Как подготовлялся большевистский переворот в Петрограде. Всероссийская разруха. Большевики постепенно, с оружием в руках захватывают власть во всех городах Европейской России и Сибири. Декабрьские бои юнкеров с большевиками в Иркутске и победа большевиков. Моя поездка в Петроград для участия в работах Учредительного собрания. Прибытие туда уже после его разгона. Тяжелая атмосфера в Петрограде. Мой возврат в Иркутск. Крестьянский съезд в Иркутске. Арест Яковлева. Я ухожу в подполье.

   "Великая Октябрьская" докатилась до Иркутска с большим опозданием, и совершилась она совсем не так, как в других провинциальных городах.
   Я упомянул уже, что иркутские большевики очень успешно вели агитацию среди солдат, но рабочих в Иркутске было очень мало, а обывательская масса и демократическая интеллигенция относились к большевистской демагогии крайне враждебно. Правительственная власть находилась в руках Исполнительного комитета, состоявшего почти сплошь из социалистов-революционеров и социал-революционеров меньшевиков. Красным комиссаром был социалист-революционер Кругликов. В городской думе, пополненной значительным количеством представителей от партий, преобладающее большинство тоже составляли умеренные социалисты. И ничего не нарушало установленного в Иркутске после Февральской революции нового порядка. Но нас крайне тревожили вести, доходившие к нам из Европейской России и в особенности из Петрограда. После ликвидации Корниловского движения Временное правительство, в сущности, порвало с армией и оказалось в полной зависимости от Советов. И если Центральный исполнительный комитет Советов оказывал ему в августе еще некоторую поддержку, то в лице Петроградского совета оно имело непримиримого врага, так как к этому времени доминирующую роль в этом Совете стали играть большевики и левые эсеры, которые в сентябре месяце уже открыто стали призывать "народ" к вооруженному восстанию и свержению контрреволюционного Временного правительства. Это, конечно, не означало, что "народ" сознательно шел за ними, напротив, судя по многим фактам, этот народ очень враждебно относился к большевикам. Так, например, Мартов писал в "Рабочей газете" от 3 октября: "Разочарование в революции и возбуждение против рабочих и солдат не охватили бы таких широких слоев населения, если бы безответственная агитация (разумей -- большевиков) не толкала рабочие и солдатские массы на путь опасных авантюр".
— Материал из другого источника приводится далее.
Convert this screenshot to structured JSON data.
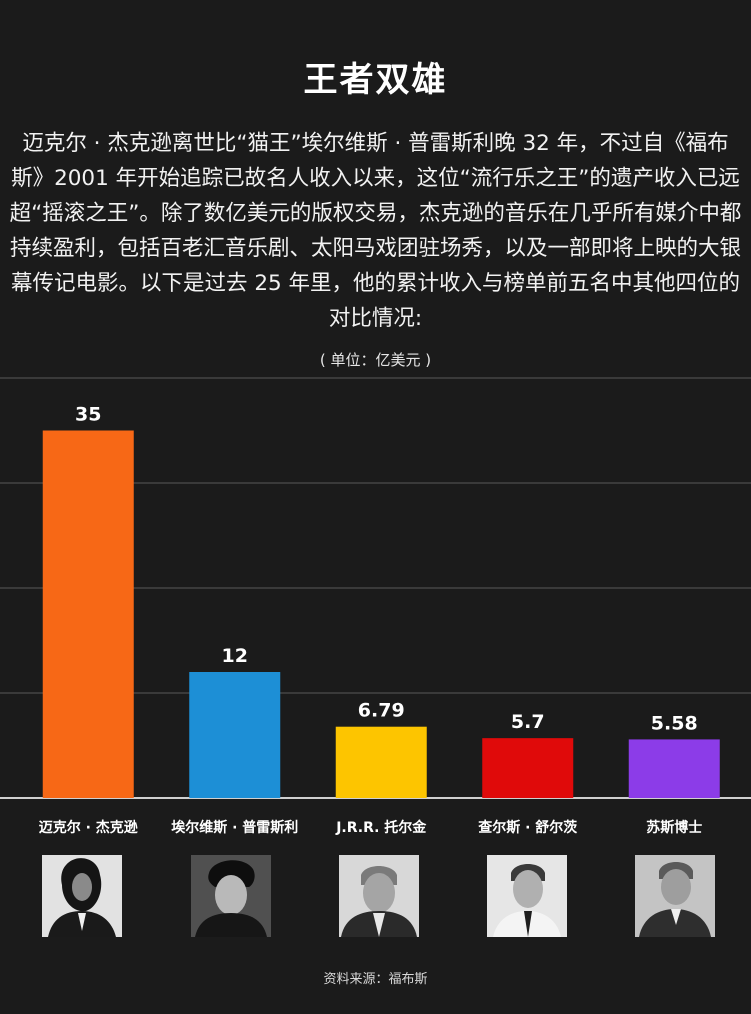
{
  "header": {
    "title": "王者双雄",
    "intro": "迈克尔 · 杰克逊离世比“猫王”埃尔维斯 · 普雷斯利晚 32 年，不过自《福布斯》2001 年开始追踪已故名人收入以来，这位“流行乐之王”的遗产收入已远超“摇滚之王”。除了数亿美元的版权交易，杰克逊的音乐在几乎所有媒介中都持续盈利，包括百老汇音乐剧、太阳马戏团驻场秀，以及一部即将上映的大银幕传记电影。以下是过去 25 年里，他的累计收入与榜单前五名中其他四位的对比情况:",
    "unit": "( 单位：亿美元 )"
  },
  "chart_data": {
    "type": "bar",
    "title": "王者双雄",
    "ylabel": "( 单位：亿美元 )",
    "categories": [
      "迈克尔 · 杰克逊",
      "埃尔维斯 · 普雷斯利",
      "J.R.R. 托尔金",
      "查尔斯 · 舒尔茨",
      "苏斯博士"
    ],
    "values": [
      35,
      12,
      6.79,
      5.7,
      5.58
    ],
    "value_labels": [
      "35",
      "12",
      "6.79",
      "5.7",
      "5.58"
    ],
    "colors": [
      "#f76816",
      "#1d8fd6",
      "#fdc500",
      "#e00a0a",
      "#8c3ce8"
    ],
    "ylim": [
      0,
      40
    ],
    "grid": true,
    "gridlines": [
      10,
      20,
      30,
      40
    ]
  },
  "portraits": [
    {
      "name": "迈克尔 · 杰克逊"
    },
    {
      "name": "埃尔维斯 · 普雷斯利"
    },
    {
      "name": "J.R.R. 托尔金"
    },
    {
      "name": "查尔斯 · 舒尔茨"
    },
    {
      "name": "苏斯博士"
    }
  ],
  "footer": {
    "source": "资料来源：福布斯"
  }
}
   Но призывы к народу были только демагогией, на самом деле даже Петроградский совет рассчитывал только на солдатские штыки и он самозванно, не считаясь с мнением Центрального комитета Советов, подготовлял открыто вооруженное восстание, пользуясь тем, что Временное правительство, порвав с армией, потеряло всякую реальную опору и в то же время по многим причинам лишилось также своего прежнего морального престижа; даже с умеренными социалистическими партиями у него оказались очень серьезные расхождения. Правда, после длительных переговоров между этими партиями и Временным правительством было достигнуто соглашение и 26 сентября было решено созвать "предпарламент" для совместного обсуждения и решения стоявших на очереди жгучих вопросов, но положение правительства от этого не стало менее критическим в виду того, что и социалисты-революционеры и социал-революционеры меньшевики к этому моменту потеряли в Петрограде почти всякое влияние на рабочие и солдатские массы.
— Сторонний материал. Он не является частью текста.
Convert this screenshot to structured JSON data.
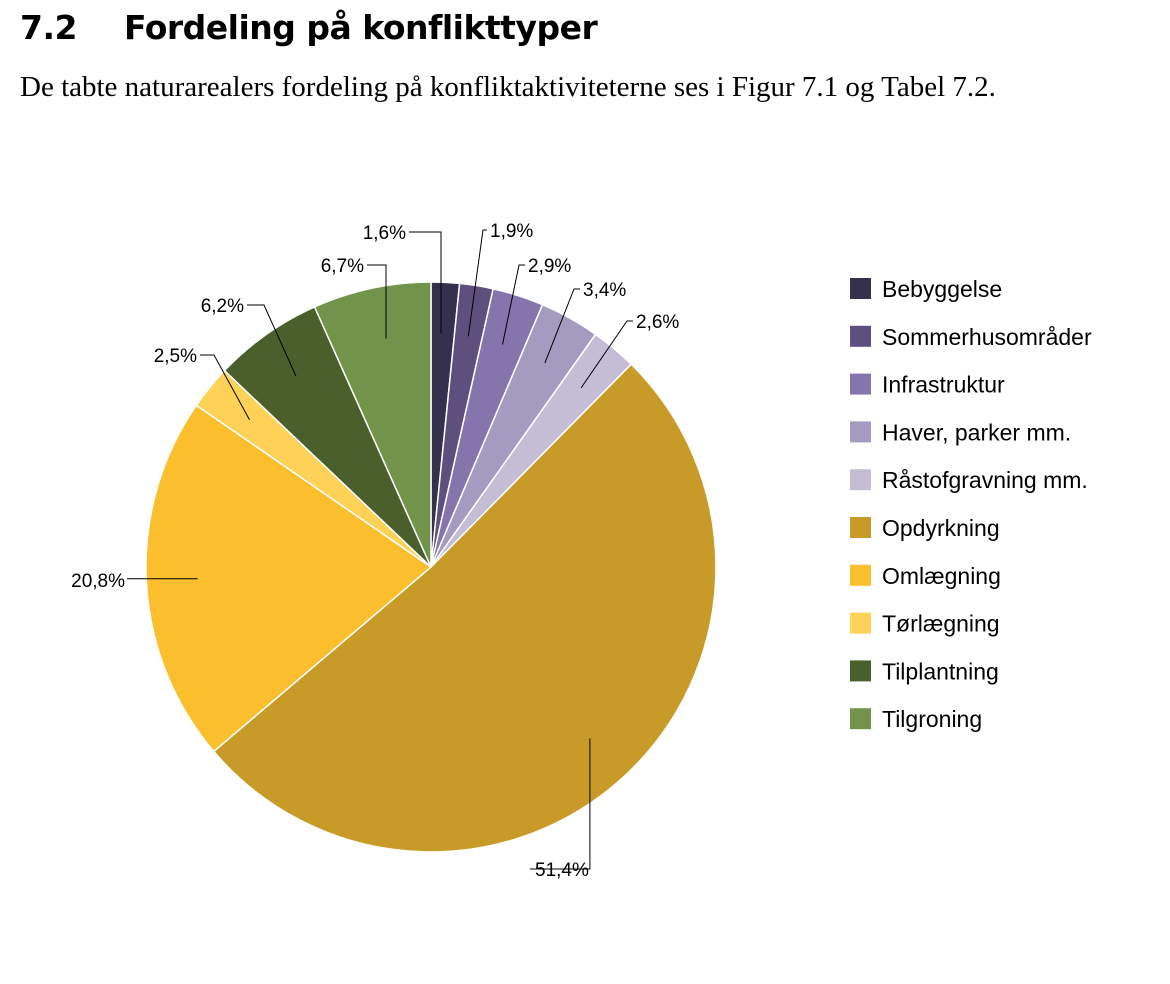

   Чхеидзе, Церетели, Скобелев, Чернов вынуждены были уйти из Петроградского совета рабочих и солдатских депутатов, не считая возможным брать на себя ответственность за совершенно неприемлемые для них постановления, которые выносило новое подавляющее большинство Совета, состоявшее из большевиков и левых эсеров. Насколько противоположны были к этому времени позиции, занятые по отношению к Временному правительству умеренными социалистическими партиями и большевиками, можно судить по тому, что тогда как первые обещали в силу соглашения от 26 сентября поддерживать коалиционное правительство, Петроградский совет в своем постановлении от 25 сентября определил свое отношение к намечавшемуся коалиционному правительству следующим образом: "Правительству буржуазного всевластия и контрреволюционного насилия, мы, рабочие и гарнизон Петрограда, никакой поддержки не окажем. Весть о новой власти встретит со стороны всей революционной демократии один ответ: в отставку! Всероссийский съезд советов создаст истинную революционную власть. И, опираясь на этот единственный военный голос подлинной демократии, Совет (Петроградский) призывает пролетарские и солдатские организации к сплочению своих рядов".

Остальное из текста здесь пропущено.